Governed by: ISAE 3402.8(f)

A Type II report under ISAE 3402 covers three things: whether the service organization's description fairly presents the system, whether controls are suitably designed, and whether those controls operated effectively throughout a specified period. The critical difference from a Type I report is the third element — it tests whether controls did work, not just whether they could work.

ISA 402.12 allows the user auditor to reduce the assessed risk of material misstatement when a Type II report provides positive evidence of operating effectiveness. This is the evidence that supports controls reliance in the user entity's audit.

ISAE 3402.41 requires the report to specify the period covered. ISAE 3402.42 requires the service auditor to describe any exceptions identified during testing. Exceptions do not automatically disqualify the report — the user auditor evaluates their significance in the context of their own audit assertions.

Key Takeaways

  • Tests both design and operating effectiveness over a defined period.
  • Provides evidence user auditors need to reduce substantive testing under ISA 402.
  • Report period must align with (or substantially overlap) the user entity's reporting period.
  • Exceptions do not automatically disqualify reliance, but the user auditor must evaluate them.

Worked example: Kilkenny Fund Services Ltd

Client: Irish fund administration company, €890M AUM, administering 22 UCITS funds.

Kilkenny's Type II report covers January to December 2024, with six control objective areas: NAV calculation, investor transactions, cash reconciliation, transfer agency, regulatory reporting, and IT general controls. The service auditor tests 52 controls across these areas.

Two exceptions are identified. First, a late cash reconciliation sign-off in March — the reconciliation was prepared on time but the reviewer signed off three days late. Second, a terminated employee's system access remained active for 11 days in August before being revoked.

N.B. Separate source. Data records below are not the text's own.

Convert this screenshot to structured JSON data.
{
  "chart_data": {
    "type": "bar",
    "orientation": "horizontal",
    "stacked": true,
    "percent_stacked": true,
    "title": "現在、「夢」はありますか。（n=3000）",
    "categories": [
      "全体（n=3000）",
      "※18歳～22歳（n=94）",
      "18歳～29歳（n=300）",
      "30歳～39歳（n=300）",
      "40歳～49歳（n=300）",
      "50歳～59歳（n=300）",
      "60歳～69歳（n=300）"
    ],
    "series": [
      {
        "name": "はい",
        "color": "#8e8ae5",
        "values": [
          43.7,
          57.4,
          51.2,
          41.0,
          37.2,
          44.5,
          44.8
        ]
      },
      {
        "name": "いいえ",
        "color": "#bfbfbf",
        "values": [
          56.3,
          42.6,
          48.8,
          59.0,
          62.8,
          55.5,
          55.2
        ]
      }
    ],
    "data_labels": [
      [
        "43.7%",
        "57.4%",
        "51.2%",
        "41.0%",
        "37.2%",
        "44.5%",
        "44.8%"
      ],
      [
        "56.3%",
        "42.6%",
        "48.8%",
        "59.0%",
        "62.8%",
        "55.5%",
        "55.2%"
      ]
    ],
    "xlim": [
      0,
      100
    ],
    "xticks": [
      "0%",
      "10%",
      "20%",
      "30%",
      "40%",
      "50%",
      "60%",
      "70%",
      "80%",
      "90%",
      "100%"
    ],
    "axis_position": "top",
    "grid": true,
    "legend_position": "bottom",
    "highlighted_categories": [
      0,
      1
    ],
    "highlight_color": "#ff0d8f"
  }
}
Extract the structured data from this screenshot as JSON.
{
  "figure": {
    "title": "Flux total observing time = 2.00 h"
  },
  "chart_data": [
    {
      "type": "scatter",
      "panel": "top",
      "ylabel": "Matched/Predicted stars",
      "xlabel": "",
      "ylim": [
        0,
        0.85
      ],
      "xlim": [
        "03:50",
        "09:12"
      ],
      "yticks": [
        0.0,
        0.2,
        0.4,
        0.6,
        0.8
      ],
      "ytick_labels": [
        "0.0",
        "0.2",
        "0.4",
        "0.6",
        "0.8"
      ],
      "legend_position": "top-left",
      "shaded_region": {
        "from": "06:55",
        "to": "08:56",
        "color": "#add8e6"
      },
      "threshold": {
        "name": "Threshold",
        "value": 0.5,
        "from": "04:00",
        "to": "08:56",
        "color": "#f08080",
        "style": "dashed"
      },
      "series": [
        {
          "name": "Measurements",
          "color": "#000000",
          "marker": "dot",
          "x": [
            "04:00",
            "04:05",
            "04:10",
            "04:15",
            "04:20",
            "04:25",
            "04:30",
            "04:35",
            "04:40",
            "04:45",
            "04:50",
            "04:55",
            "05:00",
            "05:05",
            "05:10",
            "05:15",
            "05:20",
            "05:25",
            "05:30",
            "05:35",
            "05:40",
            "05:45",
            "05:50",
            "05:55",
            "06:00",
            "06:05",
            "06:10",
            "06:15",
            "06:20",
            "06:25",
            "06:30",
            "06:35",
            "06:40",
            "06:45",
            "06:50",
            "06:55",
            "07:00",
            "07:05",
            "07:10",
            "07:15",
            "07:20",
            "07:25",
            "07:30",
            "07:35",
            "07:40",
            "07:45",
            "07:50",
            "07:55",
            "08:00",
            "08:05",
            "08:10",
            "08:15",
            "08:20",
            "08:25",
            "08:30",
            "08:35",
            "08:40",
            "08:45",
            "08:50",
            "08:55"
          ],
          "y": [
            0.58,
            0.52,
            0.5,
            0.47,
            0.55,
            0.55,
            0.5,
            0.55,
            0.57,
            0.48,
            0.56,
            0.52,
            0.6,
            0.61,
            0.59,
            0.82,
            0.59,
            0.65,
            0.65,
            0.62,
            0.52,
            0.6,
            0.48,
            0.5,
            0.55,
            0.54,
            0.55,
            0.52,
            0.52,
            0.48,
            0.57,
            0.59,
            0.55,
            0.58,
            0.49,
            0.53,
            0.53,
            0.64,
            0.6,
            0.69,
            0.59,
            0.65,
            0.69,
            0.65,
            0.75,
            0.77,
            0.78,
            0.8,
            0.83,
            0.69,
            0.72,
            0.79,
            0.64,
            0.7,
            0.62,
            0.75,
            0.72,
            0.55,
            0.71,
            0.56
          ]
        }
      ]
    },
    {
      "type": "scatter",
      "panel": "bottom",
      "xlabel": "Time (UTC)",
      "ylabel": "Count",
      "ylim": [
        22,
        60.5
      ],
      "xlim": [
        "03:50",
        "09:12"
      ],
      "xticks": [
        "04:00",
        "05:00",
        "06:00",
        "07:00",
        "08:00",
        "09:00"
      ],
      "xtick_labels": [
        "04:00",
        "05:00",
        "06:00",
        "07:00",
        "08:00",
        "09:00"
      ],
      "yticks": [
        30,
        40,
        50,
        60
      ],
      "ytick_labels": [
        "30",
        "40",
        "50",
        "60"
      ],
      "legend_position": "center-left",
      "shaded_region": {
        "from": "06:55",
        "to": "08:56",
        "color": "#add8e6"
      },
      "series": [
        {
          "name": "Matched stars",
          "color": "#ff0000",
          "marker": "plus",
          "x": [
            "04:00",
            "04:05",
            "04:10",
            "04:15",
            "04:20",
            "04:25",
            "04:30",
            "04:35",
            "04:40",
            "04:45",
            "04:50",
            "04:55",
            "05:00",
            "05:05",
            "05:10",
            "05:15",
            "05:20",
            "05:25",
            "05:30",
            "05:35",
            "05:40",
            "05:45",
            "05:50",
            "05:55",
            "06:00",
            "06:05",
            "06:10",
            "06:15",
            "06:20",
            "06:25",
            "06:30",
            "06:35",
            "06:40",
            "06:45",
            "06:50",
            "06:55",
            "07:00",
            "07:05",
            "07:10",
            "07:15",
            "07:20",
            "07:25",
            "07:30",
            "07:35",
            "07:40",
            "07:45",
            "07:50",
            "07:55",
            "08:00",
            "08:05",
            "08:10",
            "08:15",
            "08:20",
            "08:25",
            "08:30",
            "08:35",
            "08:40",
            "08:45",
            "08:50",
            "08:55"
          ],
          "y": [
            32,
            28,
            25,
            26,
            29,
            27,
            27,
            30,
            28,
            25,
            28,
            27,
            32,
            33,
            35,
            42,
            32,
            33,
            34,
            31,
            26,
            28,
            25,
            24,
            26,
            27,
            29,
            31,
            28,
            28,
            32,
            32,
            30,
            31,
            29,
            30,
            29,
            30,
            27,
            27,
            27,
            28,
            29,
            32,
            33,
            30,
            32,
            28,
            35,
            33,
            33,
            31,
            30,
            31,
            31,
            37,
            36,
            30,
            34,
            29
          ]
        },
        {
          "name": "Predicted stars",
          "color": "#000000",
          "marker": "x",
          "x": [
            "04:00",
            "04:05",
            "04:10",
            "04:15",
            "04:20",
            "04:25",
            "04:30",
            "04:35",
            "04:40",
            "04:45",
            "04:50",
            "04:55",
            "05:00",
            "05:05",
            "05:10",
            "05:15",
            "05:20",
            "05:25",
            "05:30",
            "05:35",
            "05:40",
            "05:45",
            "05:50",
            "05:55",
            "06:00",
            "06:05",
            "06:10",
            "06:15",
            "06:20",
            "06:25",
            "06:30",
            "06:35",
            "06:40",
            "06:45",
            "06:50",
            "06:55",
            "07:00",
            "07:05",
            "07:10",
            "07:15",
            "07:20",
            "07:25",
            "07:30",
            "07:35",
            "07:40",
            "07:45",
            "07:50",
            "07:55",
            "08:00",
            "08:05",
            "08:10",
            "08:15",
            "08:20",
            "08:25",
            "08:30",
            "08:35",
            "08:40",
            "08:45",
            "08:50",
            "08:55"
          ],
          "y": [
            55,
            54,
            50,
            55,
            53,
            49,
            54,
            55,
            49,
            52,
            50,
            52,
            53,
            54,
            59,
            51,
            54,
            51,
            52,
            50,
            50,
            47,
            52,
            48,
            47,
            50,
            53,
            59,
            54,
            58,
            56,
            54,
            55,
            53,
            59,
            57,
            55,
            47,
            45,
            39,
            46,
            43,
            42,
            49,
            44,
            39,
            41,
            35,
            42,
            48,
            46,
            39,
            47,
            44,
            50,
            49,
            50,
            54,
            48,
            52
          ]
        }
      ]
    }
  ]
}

A user auditor evaluating this report considers the impact of each exception on their audit assertions. The late sign-off is assessed as immaterial — the reconciliation itself was completed and no errors were identified. For the access revocation delay, the user auditor reviews the activity log for the 11-day window and confirms no transactions were processed using that account. Reliance on 50 of 52 controls is maintained, with additional substantive procedures applied to cash reconciliation for March and access management for August.

What reviewers get wrong

  • Insufficient period coverage analysis: User auditors accept the report without checking whether the period covered is sufficient. ISA 402.12(b) requires the user auditor to address the gap period — the time between the end of the Type II report period and the user entity's year-end.
  • Evaluating exceptions in isolation: The FRC noted that user auditors evaluate individual exceptions without considering whether they indicate broader control environment weaknesses. ISA 402.A31 requires the user auditor to consider the pattern, not just the individual finding.

Type II vs Type I

Dimension Type II report Type I report
Coverage period Over a specified period At a specific date
Testing scope Design + operating effectiveness Design only
Evidence for user auditor Sufficient for controls reliance Supports understanding only
Exception reporting Includes tests and exceptions No effectiveness testing

Key standard references

  • ISAE 3402.8(f): Defines the Type II report as covering description, design, and operating effectiveness over a specified period.
  • ISA 402.12: User auditor can reduce assessed risk when Type II provides positive evidence of operating effectiveness.
  • ISAE 3402.41: Report must specify the period covered.
  • ISAE 3402.42: Service auditor must describe exceptions identified during testing.
  • ISA 402.12(b): Gap period between report end and user entity year-end must be addressed.

Related terms

Related reading

Frequently asked questions

Do exceptions in a Type II report mean you cannot rely on it?

No. The user auditor evaluates whether each exception affects the specific control objectives relevant to their audit assertions and whether compensating controls exist. A single exception does not invalidate the report.

What if the Type II report period does not cover the user entity's full year?

ISA 402.12(b) requires the user auditor to obtain evidence about controls during the gap period through inquiry, observation, or targeted testing of transactions processed after the report ended.